16. Japan — Sansan, Mercari, CyberAgent Salary Bands

Japan has historically had weak compensation transparency, but Mercari-led practices since 2020 have shifted the norm toward public salary bands.

Mercari

  • IC + Manager track matrix open since 2018, in both English and Japanese.
  • Senior SWE base 12 to 18M JPY plus RSU (publicly listed). Total comp 16 to 25M JPY.
  • Aggressive global hiring — strong representation from Korea, India, and Southeast Asia.

Sansan

  • Business-card SaaS, listed on Tokyo Stock Exchange.
  • Engineer grade system published in 2022. Five IC grades G1 to G5 plus an EM track.
  • Senior base 10 to 15M JPY plus some stock options.

CyberAgent

  • Ads, games, and media conglomerate with a strong subsidiary structure.
  • Issued an "ENG-Bond" in 2024 — a financing instrument earmarked for stronger engineer packages.
  • Senior base 12 to 18M JPY plus RSU.

Others

  • LINE (LY) — similar to Mercari; global teams pay more.
  • DeNA / Rakuten — established players, senior 10 to 15M JPY.
  • PayPay / SmartHR / freee — late-stage startups. Base slightly lower, but stock-heavy.

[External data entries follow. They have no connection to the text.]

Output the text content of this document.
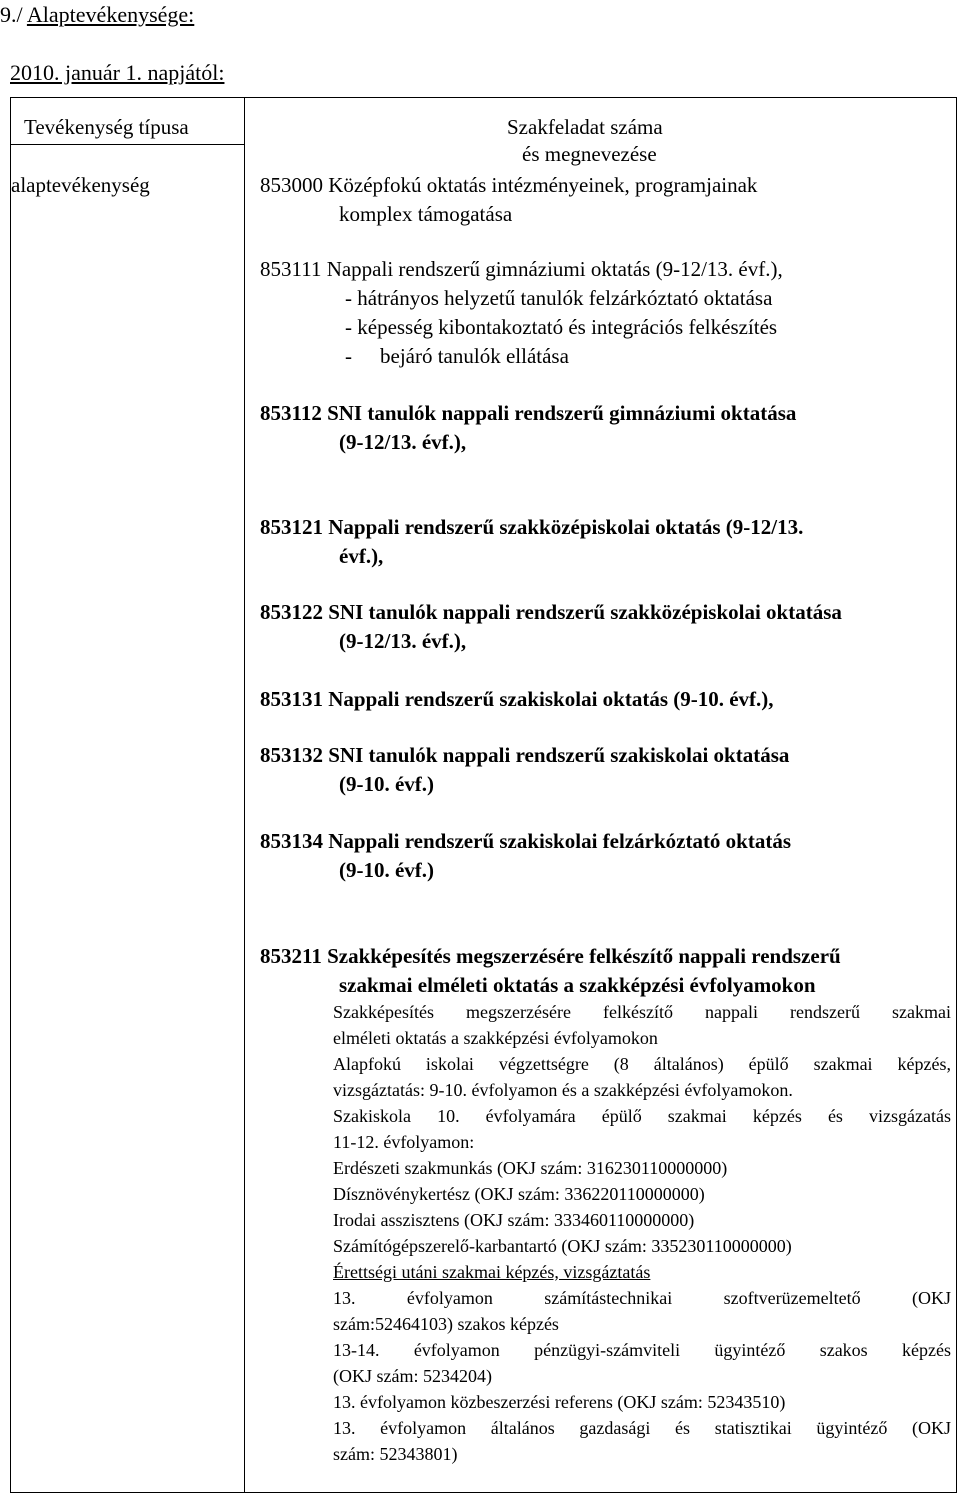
9./ Alaptevékenysége:
2010. január 1. napjától:
Tevékenység típusa
alaptevékenység
Szakfeladat száma
és megnevezése
853000 Középfokú oktatás intézményeinek, programjainak
komplex támogatása
853111 Nappali rendszerű gimnáziumi oktatás (9-12/13. évf.),
- hátrányos helyzetű tanulók felzárkóztató oktatása
- képesség kibontakoztató és integrációs felkészítés
- bejáró tanulók ellátása
853112 SNI tanulók nappali rendszerű gimnáziumi oktatása
(9-12/13. évf.),
853121 Nappali rendszerű szakközépiskolai oktatás (9-12/13.
évf.),
853122 SNI tanulók nappali rendszerű szakközépiskolai oktatása
(9-12/13. évf.),
853131 Nappali rendszerű szakiskolai oktatás (9-10. évf.),
853132 SNI tanulók nappali rendszerű szakiskolai oktatása
(9-10. évf.)
853134 Nappali rendszerű szakiskolai felzárkóztató oktatás
(9-10. évf.)
853211 Szakképesítés megszerzésére felkészítő nappali rendszerű
szakmai elméleti oktatás a szakképzési évfolyamokon
Szakképesítés megszerzésére felkészítő nappali rendszerű szakmai
elméleti oktatás a szakképzési évfolyamokon
Alapfokú iskolai végzettségre (8 általános) épülő szakmai képzés,
vizsgáztatás: 9-10. évfolyamon és a szakképzési évfolyamokon.
Szakiskola 10. évfolyamára épülő szakmai képzés és vizsgázatás
11-12. évfolyamon:
Erdészeti szakmunkás (OKJ szám: 316230110000000)
Dísznövénykertész (OKJ szám: 336220110000000)
Irodai asszisztens (OKJ szám: 333460110000000)
Számítógépszerelő-karbantartó (OKJ szám: 335230110000000)
Érettségi utáni szakmai képzés, vizsgáztatás
13. évfolyamon számítástechnikai szoftverüzemeltető (OKJ
szám:52464103) szakos képzés
13-14. évfolyamon pénzügyi-számviteli ügyintéző szakos képzés
(OKJ szám: 5234204)
13. évfolyamon közbeszerzési referens (OKJ szám: 52343510)
13. évfolyamon általános gazdasági és statisztikai ügyintéző (OKJ
szám: 52343801)
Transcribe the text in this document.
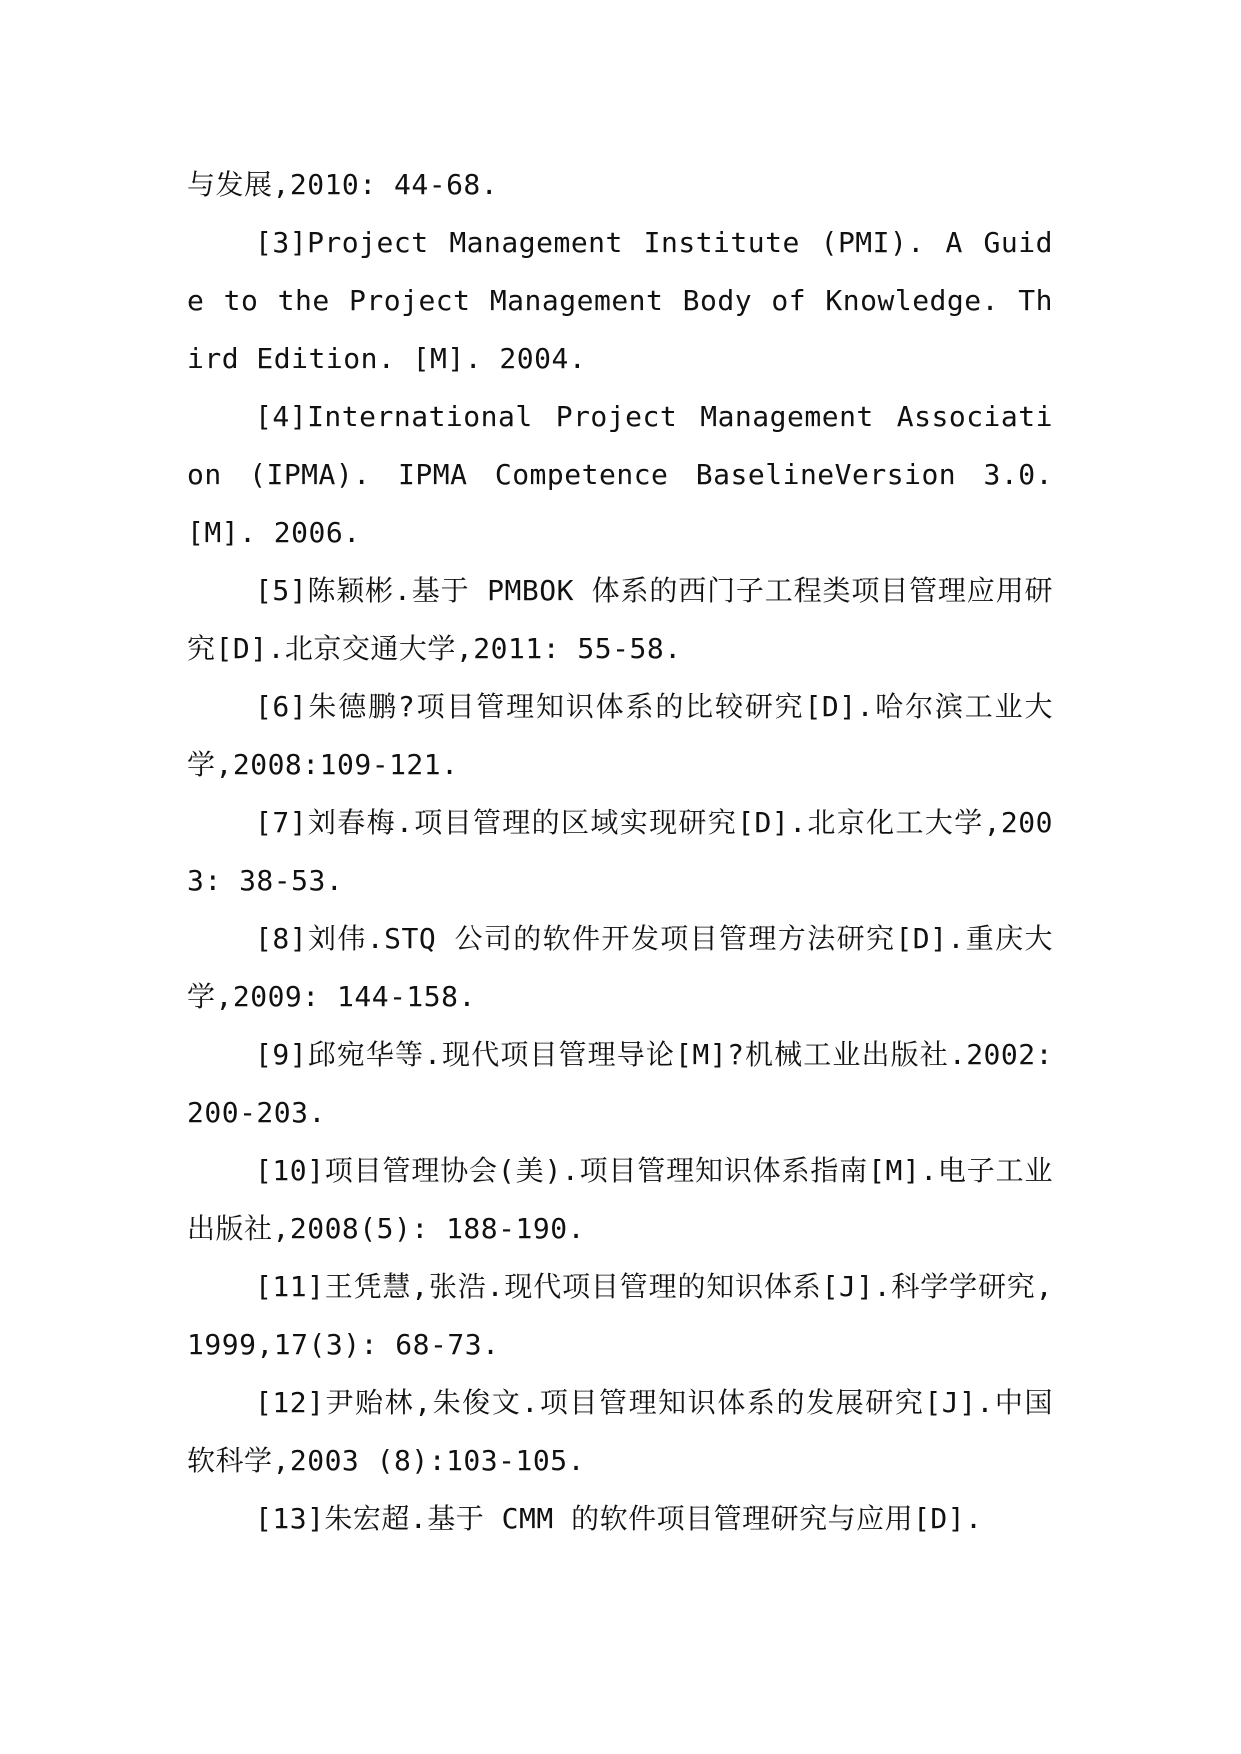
与发展,2010: 44-68.

[3]Project Management Institute (PMI). A Guide to the Project Management Body of Knowledge. Third Edition. [M]. 2004.

[4]International Project Management Association (IPMA). IPMA Competence BaselineVersion 3.0.[M]. 2006.

[5]陈颖彬.基于 PMBOK 体系的西门子工程类项目管理应用研究[D].北京交通大学,2011: 55-58.

[6]朱德鹏?项目管理知识体系的比较研究[D].哈尔滨工业大学,2008:109-121.

[7]刘春梅.项目管理的区域实现研究[D].北京化工大学,2003: 38-53.

[8]刘伟.STQ 公司的软件开发项目管理方法研究[D].重庆大学,2009: 144-158.

[9]邱宛华等.现代项目管理导论[M]?机械工业出版社.2002:200-203.

[10]项目管理协会(美).项目管理知识体系指南[M].电子工业出版社,2008(5): 188-190.

[11]王凭慧,张浩.现代项目管理的知识体系[J].科学学研究,1999,17(3): 68-73.

[12]尹贻林,朱俊文.项目管理知识体系的发展研究[J].中国软科学,2003 (8):103-105.

[13]朱宏超.基于 CMM 的软件项目管理研究与应用[D].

Yen-weakness effect: through 2024 to 2026 the weak yen has made Japanese compensation look cheaper in USD terms. To attract global talent, Japanese companies increasingly offer USD or SGD denominated packages.

17. How to Negotiate — Five Strategies

Finally, how to actually use everything above in a real negotiation.

Strategy 1: Triangulate the data

Never trust a single source. Levels.fyi (employee-reported), Pave public reports (company-reported), Glassdoor (review plus comp), and LinkedIn job-post salary ranges (mandatory in several US states) — cross-check all four to derive a P50 and P75 range.

Strategy 2: Negotiate base, bonus, and equity separately

Offers are framed in "TC," but negotiation should be itemized. Base is the most conservative dimension; equity and sign-on are far more flexible. "+30K sign-on" is much easier to win than "+10K base."

Strategy 3: Build a real BATNA or competing offer

Negotiating power comes from being able to walk away. If you do not have a competing offer, at least get your current company on the table for a retention bonus.

Strategy 4: Catch level mismatches

The largest comp jumps come from going up a level. Talk to the hiring manager openly about whether your current "L5" maps better to the new company's "L6," using Levels.fyi level maps as the shared reference.

Strategy 5: Lock in a 12-month re-look

If the initial offer is not satisfying, secure a written agreement for "performance review in 6 to 12 months with comp adjustment." Managers have more room to commit to a future adjustment, and you can use new market data to support the case later.

A closing principle: negotiation is alignment, not adversarial. The company wants you and you want the company; the number is just how that agreement is denominated. Reasoned, data-backed negotiation helps your manager too — they need data to argue your case up the chain.